Plus important encore, il devient réaliste de bien en faire respecter les clauses. Prenons l’exemple d’un contrat de maintenance avec un ascensoriste, prévoyant une tolérance de non-fonctionnement de l’ascenseur limitée à 2 %. Au-delà, il engage sa responsabilité et encourt des sanctions financières. De telles clauses existent mais, dans la pratique, comment les faire appliquer ? Qui relève l’heure exacte du début de la panne ? Comment pouvoir affirmer avec certitude que la tolérance de 2 % a été dépassée ? S’il y a des capteurs qui mesurent la durée des pannes et calculent les éventuels dépassements de tolérance, la blockchain est renseignée et avertit le gestionnaire du défaut du prestataire. Il en va d’une plus grande professionnalisation de nos métiers.
Enfin, j’ajouterai encore deux nouveautés. La première émane des pouvoirs publics qui peuvent, eux aussi, être partenaires de l’innovation technologique. La récente loi Elan6 rend possible la dématérialisation du permis de construire qui va désormais pouvoir être déposé en ligne via Internet. C’est une mesure de simplification matérielle et d’économie de coût considérables.
La seconde porte sur la gestion des relations client via des logiciels de CRM7. Il s’agit de logiciels de gestion des flux (workflow) apportant un meilleur service et des mises en corrélation d’informations sur des clients. L’intelligence artificielle intégrée dans ces logiciels permet déjà d’utiliser, en les croisant, quantités d’informations afin de mieux les connaître, anticiper leurs besoins et améliorer les services qu’ils attendent de nous.
Une fois encore, on voit bien que, dans toutes ces applications, l’IA ne décide pas à notre place mais, en croisant une multitude de données qu’elle est en mesure de vérifier, vient éclairer et étayer nos décisions, réduisant considérablement l’approximation et le risque d’erreur.

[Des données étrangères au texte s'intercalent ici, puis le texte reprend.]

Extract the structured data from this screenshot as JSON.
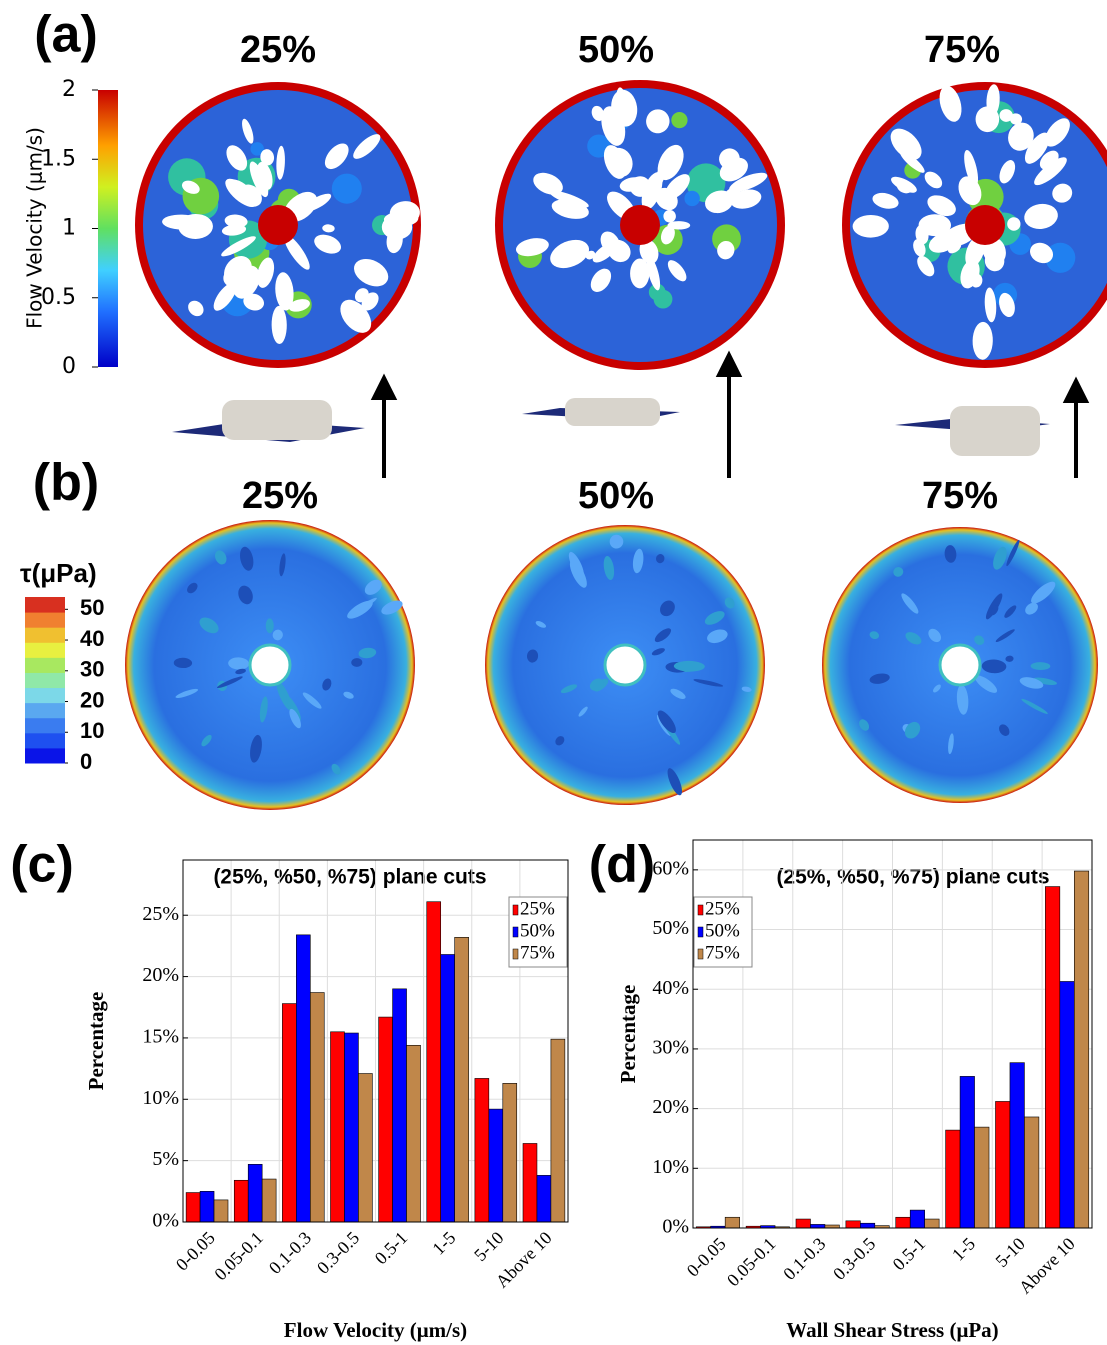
{
  "panels": {
    "a": {
      "label": "(a)",
      "titles": [
        "25%",
        "50%",
        "75%"
      ],
      "colorbar": {
        "label": "Flow Velocity (μm/s)",
        "lim": [
          0,
          2
        ],
        "ticks": [
          0,
          0.5,
          1,
          1.5,
          2
        ]
      }
    },
    "b": {
      "label": "(b)",
      "titles": [
        "25%",
        "50%",
        "75%"
      ],
      "colorbar": {
        "label": "τ(μPa)",
        "lim": [
          0,
          54
        ],
        "ticks": [
          0,
          10,
          20,
          30,
          40,
          50
        ]
      }
    }
  },
  "chart_data": [
    {
      "type": "bar",
      "panel": "(c)",
      "title": "(25%, %50, %75) plane cuts",
      "x_label": "Flow Velocity (μm/s)",
      "y_label": "Percentage",
      "categories": [
        "0-0.05",
        "0.05-0.1",
        "0.1-0.3",
        "0.3-0.5",
        "0.5-1",
        "1-5",
        "5-10",
        "Above 10"
      ],
      "series": [
        {
          "name": "25%",
          "color": "#ff0000",
          "values": [
            2.4,
            3.4,
            17.8,
            15.5,
            16.7,
            26.1,
            11.7,
            6.4
          ]
        },
        {
          "name": "50%",
          "color": "#0000ff",
          "values": [
            2.5,
            4.7,
            23.4,
            15.4,
            19.0,
            21.8,
            9.2,
            3.8
          ]
        },
        {
          "name": "75%",
          "color": "#c0874a",
          "values": [
            1.8,
            3.5,
            18.7,
            12.1,
            14.4,
            23.2,
            11.3,
            14.9
          ]
        }
      ],
      "ylim": [
        0,
        29.5
      ],
      "yticks": [
        {
          "value": 0,
          "label": "0%"
        },
        {
          "value": 5,
          "label": "5%"
        },
        {
          "value": 10,
          "label": "10%"
        },
        {
          "value": 15,
          "label": "15%"
        },
        {
          "value": 20,
          "label": "20%"
        },
        {
          "value": 25,
          "label": "25%"
        }
      ],
      "grid": true,
      "legend": "top-right"
    },
    {
      "type": "bar",
      "panel": "(d)",
      "title": "(25%, %50, %75) plane cuts",
      "x_label": "Wall Shear Stress (μPa)",
      "y_label": "Percentage",
      "categories": [
        "0-0.05",
        "0.05-0.1",
        "0.1-0.3",
        "0.3-0.5",
        "0.5-1",
        "1-5",
        "5-10",
        "Above 10"
      ],
      "series": [
        {
          "name": "25%",
          "color": "#ff0000",
          "values": [
            0.2,
            0.3,
            1.5,
            1.2,
            1.8,
            16.4,
            21.2,
            57.2
          ]
        },
        {
          "name": "50%",
          "color": "#0000ff",
          "values": [
            0.3,
            0.4,
            0.6,
            0.8,
            3.0,
            25.4,
            27.7,
            41.3
          ]
        },
        {
          "name": "75%",
          "color": "#c0874a",
          "values": [
            1.8,
            0.2,
            0.5,
            0.4,
            1.5,
            16.9,
            18.6,
            59.8
          ]
        }
      ],
      "ylim": [
        0,
        65
      ],
      "yticks": [
        {
          "value": 0,
          "label": "0%"
        },
        {
          "value": 10,
          "label": "10%"
        },
        {
          "value": 20,
          "label": "20%"
        },
        {
          "value": 30,
          "label": "30%"
        },
        {
          "value": 40,
          "label": "40%"
        },
        {
          "value": 50,
          "label": "50%"
        },
        {
          "value": 60,
          "label": "60%"
        }
      ],
      "grid": true,
      "legend": "top-left"
    }
  ]
}
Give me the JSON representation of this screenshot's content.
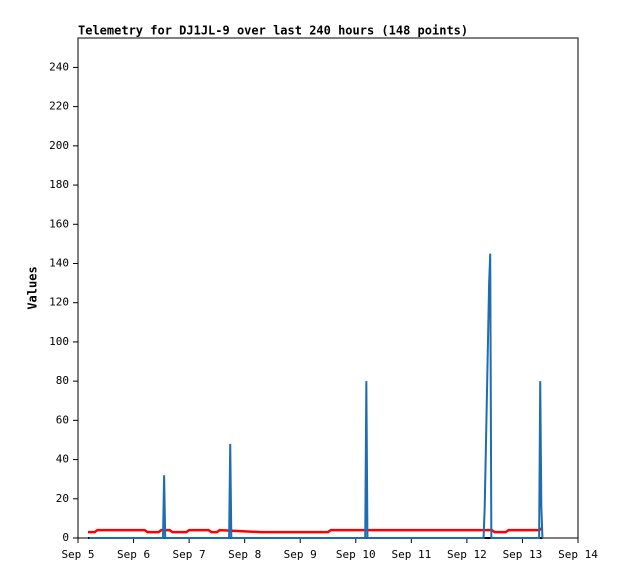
{
  "chart_data": {
    "type": "line",
    "title": "Telemetry for DJ1JL-9 over last 240 hours (148 points)",
    "ylabel": "Values",
    "xlim": [
      5,
      14
    ],
    "ylim": [
      0,
      255
    ],
    "xticks": [
      {
        "value": 5,
        "label": "Sep 5"
      },
      {
        "value": 6,
        "label": "Sep 6"
      },
      {
        "value": 7,
        "label": "Sep 7"
      },
      {
        "value": 8,
        "label": "Sep 8"
      },
      {
        "value": 9,
        "label": "Sep 9"
      },
      {
        "value": 10,
        "label": "Sep 10"
      },
      {
        "value": 11,
        "label": "Sep 11"
      },
      {
        "value": 12,
        "label": "Sep 12"
      },
      {
        "value": 13,
        "label": "Sep 13"
      },
      {
        "value": 14,
        "label": "Sep 14"
      }
    ],
    "yticks": [
      0,
      20,
      40,
      60,
      80,
      100,
      120,
      140,
      160,
      180,
      200,
      220,
      240
    ],
    "series": [
      {
        "color": "#000000",
        "x": [
          5.18,
          13.36
        ],
        "values": [
          0,
          0
        ]
      },
      {
        "color": "#ff0000",
        "x": [
          5.18,
          5.3,
          5.35,
          6.2,
          6.25,
          6.45,
          6.5,
          6.65,
          6.7,
          6.95,
          7.0,
          7.35,
          7.4,
          7.5,
          7.55,
          8.3,
          8.35,
          9.5,
          9.55,
          12.45,
          12.5,
          12.7,
          12.75,
          13.3,
          13.35
        ],
        "values": [
          3,
          3,
          4,
          4,
          3,
          3,
          4,
          4,
          3,
          3,
          4,
          4,
          3,
          3,
          4,
          3,
          3,
          3,
          4,
          4,
          3,
          3,
          4,
          4,
          5
        ]
      },
      {
        "color": "#1f6cb0",
        "x": [
          5.2,
          6.53,
          6.55,
          6.57,
          7.72,
          7.74,
          7.76,
          10.17,
          10.19,
          10.21,
          12.3,
          12.32,
          12.34,
          12.36,
          12.38,
          12.4,
          12.42,
          12.44,
          13.3,
          13.32,
          13.34,
          13.36
        ],
        "values": [
          0,
          0,
          32,
          0,
          0,
          48,
          0,
          0,
          80,
          0,
          0,
          15,
          43,
          72,
          101,
          130,
          145,
          0,
          0,
          80,
          16,
          0
        ]
      }
    ]
  }
}
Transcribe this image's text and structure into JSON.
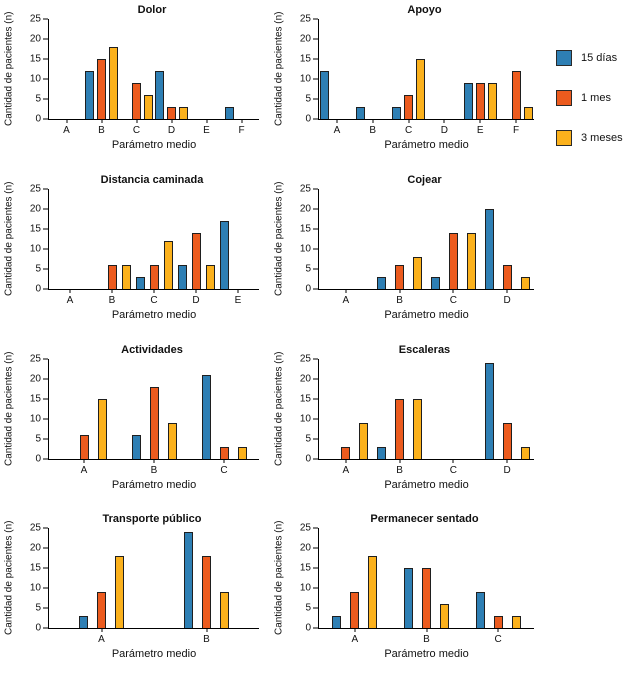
{
  "figure": {
    "background": "#ffffff"
  },
  "legend": {
    "position": "right",
    "items": [
      {
        "label": "15 días",
        "color": "#2E7FB4"
      },
      {
        "label": "1 mes",
        "color": "#EC5B1E"
      },
      {
        "label": "3 meses",
        "color": "#FBB11C"
      }
    ]
  },
  "chart_data": [
    {
      "type": "bar",
      "title": "Dolor",
      "xlabel": "Parámetro medio",
      "ylabel": "Cantidad de pacientes (n)",
      "ylim": [
        0,
        25
      ],
      "yticks": [
        0,
        5,
        10,
        15,
        20,
        25
      ],
      "grid": false,
      "categories": [
        "A",
        "B",
        "C",
        "D",
        "E",
        "F"
      ],
      "series": [
        {
          "name": "15 días",
          "values": [
            0,
            12,
            0,
            12,
            0,
            3
          ]
        },
        {
          "name": "1 mes",
          "values": [
            0,
            15,
            9,
            3,
            0,
            0
          ]
        },
        {
          "name": "3 meses",
          "values": [
            0,
            18,
            6,
            3,
            0,
            0
          ]
        }
      ]
    },
    {
      "type": "bar",
      "title": "Apoyo",
      "xlabel": "Parámetro medio",
      "ylabel": "Cantidad de pacientes (n)",
      "ylim": [
        0,
        25
      ],
      "yticks": [
        0,
        5,
        10,
        15,
        20,
        25
      ],
      "grid": false,
      "categories": [
        "A",
        "B",
        "C",
        "D",
        "E",
        "F"
      ],
      "series": [
        {
          "name": "15 días",
          "values": [
            12,
            3,
            3,
            0,
            9,
            0
          ]
        },
        {
          "name": "1 mes",
          "values": [
            0,
            0,
            6,
            0,
            9,
            12
          ]
        },
        {
          "name": "3 meses",
          "values": [
            0,
            0,
            15,
            0,
            9,
            3
          ]
        }
      ]
    },
    {
      "type": "bar",
      "title": "Distancia caminada",
      "xlabel": "Parámetro medio",
      "ylabel": "Cantidad de pacientes (n)",
      "ylim": [
        0,
        25
      ],
      "yticks": [
        0,
        5,
        10,
        15,
        20,
        25
      ],
      "grid": false,
      "categories": [
        "A",
        "B",
        "C",
        "D",
        "E"
      ],
      "series": [
        {
          "name": "15 días",
          "values": [
            0,
            0,
            3,
            6,
            17
          ]
        },
        {
          "name": "1 mes",
          "values": [
            0,
            6,
            6,
            14,
            0
          ]
        },
        {
          "name": "3 meses",
          "values": [
            0,
            6,
            12,
            6,
            0
          ]
        }
      ]
    },
    {
      "type": "bar",
      "title": "Cojear",
      "xlabel": "Parámetro medio",
      "ylabel": "Cantidad de pacientes (n)",
      "ylim": [
        0,
        25
      ],
      "yticks": [
        0,
        5,
        10,
        15,
        20,
        25
      ],
      "grid": false,
      "categories": [
        "A",
        "B",
        "C",
        "D"
      ],
      "series": [
        {
          "name": "15 días",
          "values": [
            0,
            3,
            3,
            20
          ]
        },
        {
          "name": "1 mes",
          "values": [
            0,
            6,
            14,
            6
          ]
        },
        {
          "name": "3 meses",
          "values": [
            0,
            8,
            14,
            3
          ]
        }
      ]
    },
    {
      "type": "bar",
      "title": "Actividades",
      "xlabel": "Parámetro medio",
      "ylabel": "Cantidad de pacientes (n)",
      "ylim": [
        0,
        25
      ],
      "yticks": [
        0,
        5,
        10,
        15,
        20,
        25
      ],
      "grid": false,
      "categories": [
        "A",
        "B",
        "C"
      ],
      "series": [
        {
          "name": "15 días",
          "values": [
            0,
            6,
            21
          ]
        },
        {
          "name": "1 mes",
          "values": [
            6,
            18,
            3
          ]
        },
        {
          "name": "3 meses",
          "values": [
            15,
            9,
            3
          ]
        }
      ]
    },
    {
      "type": "bar",
      "title": "Escaleras",
      "xlabel": "Parámetro medio",
      "ylabel": "Cantidad de pacientes (n)",
      "ylim": [
        0,
        25
      ],
      "yticks": [
        0,
        5,
        10,
        15,
        20,
        25
      ],
      "grid": false,
      "categories": [
        "A",
        "B",
        "C",
        "D"
      ],
      "series": [
        {
          "name": "15 días",
          "values": [
            0,
            3,
            0,
            24
          ]
        },
        {
          "name": "1 mes",
          "values": [
            3,
            15,
            0,
            9
          ]
        },
        {
          "name": "3 meses",
          "values": [
            9,
            15,
            0,
            3
          ]
        }
      ]
    },
    {
      "type": "bar",
      "title": "Transporte público",
      "xlabel": "Parámetro medio",
      "ylabel": "Cantidad de pacientes (n)",
      "ylim": [
        0,
        25
      ],
      "yticks": [
        0,
        5,
        10,
        15,
        20,
        25
      ],
      "grid": false,
      "categories": [
        "A",
        "B"
      ],
      "series": [
        {
          "name": "15 días",
          "values": [
            3,
            24
          ]
        },
        {
          "name": "1 mes",
          "values": [
            9,
            18
          ]
        },
        {
          "name": "3 meses",
          "values": [
            18,
            9
          ]
        }
      ]
    },
    {
      "type": "bar",
      "title": "Permanecer sentado",
      "xlabel": "Parámetro medio",
      "ylabel": "Cantidad de pacientes (n)",
      "ylim": [
        0,
        25
      ],
      "yticks": [
        0,
        5,
        10,
        15,
        20,
        25
      ],
      "grid": false,
      "categories": [
        "A",
        "B",
        "C"
      ],
      "series": [
        {
          "name": "15 días",
          "values": [
            3,
            15,
            9
          ]
        },
        {
          "name": "1 mes",
          "values": [
            9,
            15,
            3
          ]
        },
        {
          "name": "3 meses",
          "values": [
            18,
            6,
            3
          ]
        }
      ]
    }
  ]
}
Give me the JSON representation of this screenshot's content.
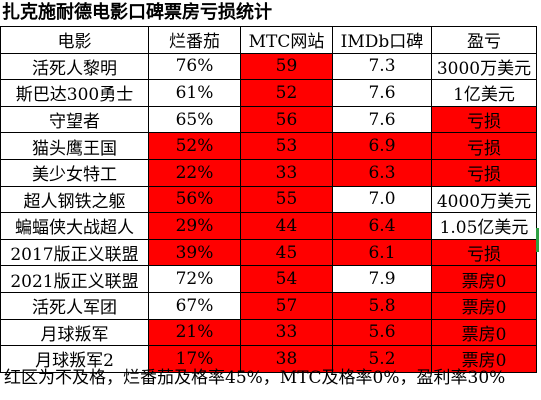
{
  "title": "扎克施耐德电影口碑票房亏损统计",
  "columns": [
    "电影",
    "烂番茄",
    "MTC网站",
    "IMDb口碑",
    "盈亏"
  ],
  "rows": [
    {
      "film": "活死人黎明",
      "rt": "76%",
      "mtc": "59",
      "imdb": "7.3",
      "profit": "3000万美元"
    },
    {
      "film": "斯巴达300勇士",
      "rt": "61%",
      "mtc": "52",
      "imdb": "7.6",
      "profit": "1亿美元"
    },
    {
      "film": "守望者",
      "rt": "65%",
      "mtc": "56",
      "imdb": "7.6",
      "profit": "亏损"
    },
    {
      "film": "猫头鹰王国",
      "rt": "52%",
      "mtc": "53",
      "imdb": "6.9",
      "profit": "亏损"
    },
    {
      "film": "美少女特工",
      "rt": "22%",
      "mtc": "33",
      "imdb": "6.3",
      "profit": "亏损"
    },
    {
      "film": "超人钢铁之躯",
      "rt": "56%",
      "mtc": "55",
      "imdb": "7.0",
      "profit": "4000万美元"
    },
    {
      "film": "蝙蝠侠大战超人",
      "rt": "29%",
      "mtc": "44",
      "imdb": "6.4",
      "profit": "1.05亿美元"
    },
    {
      "film": "2017版正义联盟",
      "rt": "39%",
      "mtc": "45",
      "imdb": "6.1",
      "profit": "亏损"
    },
    {
      "film": "2021版正义联盟",
      "rt": "72%",
      "mtc": "54",
      "imdb": "7.9",
      "profit": "票房0"
    },
    {
      "film": "活死人军团",
      "rt": "67%",
      "mtc": "57",
      "imdb": "5.8",
      "profit": "票房0"
    },
    {
      "film": "月球叛军",
      "rt": "21%",
      "mtc": "33",
      "imdb": "5.6",
      "profit": "票房0"
    },
    {
      "film": "月球叛军2",
      "rt": "17%",
      "mtc": "38",
      "imdb": "5.2",
      "profit": "票房0"
    }
  ],
  "footer": "红区为不及格，烂番茄及格率45%，MTC及格率0%，盈利率30%",
  "colors": {
    "fail_red": "#ff0000",
    "selection_mark": "#2ea043"
  }
}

Au sein de la FSIF, vous animez la commission dédiée aux nouvelles technologies et à la digitalisation du secteur immobilier. Com­ment sont­-elles perçues par les sociétés adhérentes ?

Aujourd’hui, tout le monde veut aller dans cette direction. La question est davantage de savoir comment y aller : seul, chacun de son côté, ou en groupe. L’exemple cité précédemment de LexisNexis montre que la FSIF a su réunir ses adhérents sur un sujet de place comme l’analyse des baux, l’intégration des changements réglementaires ou les problématiques de refacturation des charges locatives, notamment. Sur des sujets de cette nature, nous sommes au- delà de la compétition entre sociétés de gestion. Il s’agit au contraire de faire progresser l’ensemble des acteurs de ce métier, notamment en définissant des standards. C’est aussi dans cette standardisation de nos outils et de modélisation de nos process que la FSIF a un rôle important à jouer.

1. Programme permettant à un ordinateur ou à une machine un apprentissage automatisé, de façon à pouvoir réaliser un certain nombre d’opérations très complexes.
2. LexisNexis, filiale du groupe d’information d’édition juridique et d’information en ligne anglo-néerlandais RELX Group (anciennement Reed-Elsevier qui avait acquis, en France, le célèbre « Jurisclasseur »), est spécialisée dans les solutions d’information et d’analyse pour les professionnels du droit et du chiffre.
3. BIM : Building Information Modeling.
4. Cf. logiciel Revit édité par Autocad.
5. Un chatbot est un robot logiciel pouvant dialoguer avec un individu ou consommateur par le biais d’un service de conversations automatisées pouvant être effectuées par le biais d’arborescences de choix ou par une capacité à traiter le langage naturel (source : Définitions marketing).
6. Loi n° 2018-1021 du 23 novembre 2018 portant sur l’évolution du logement, de l’aménagement et du numérique.
7. CRM : Customer Relationship Management.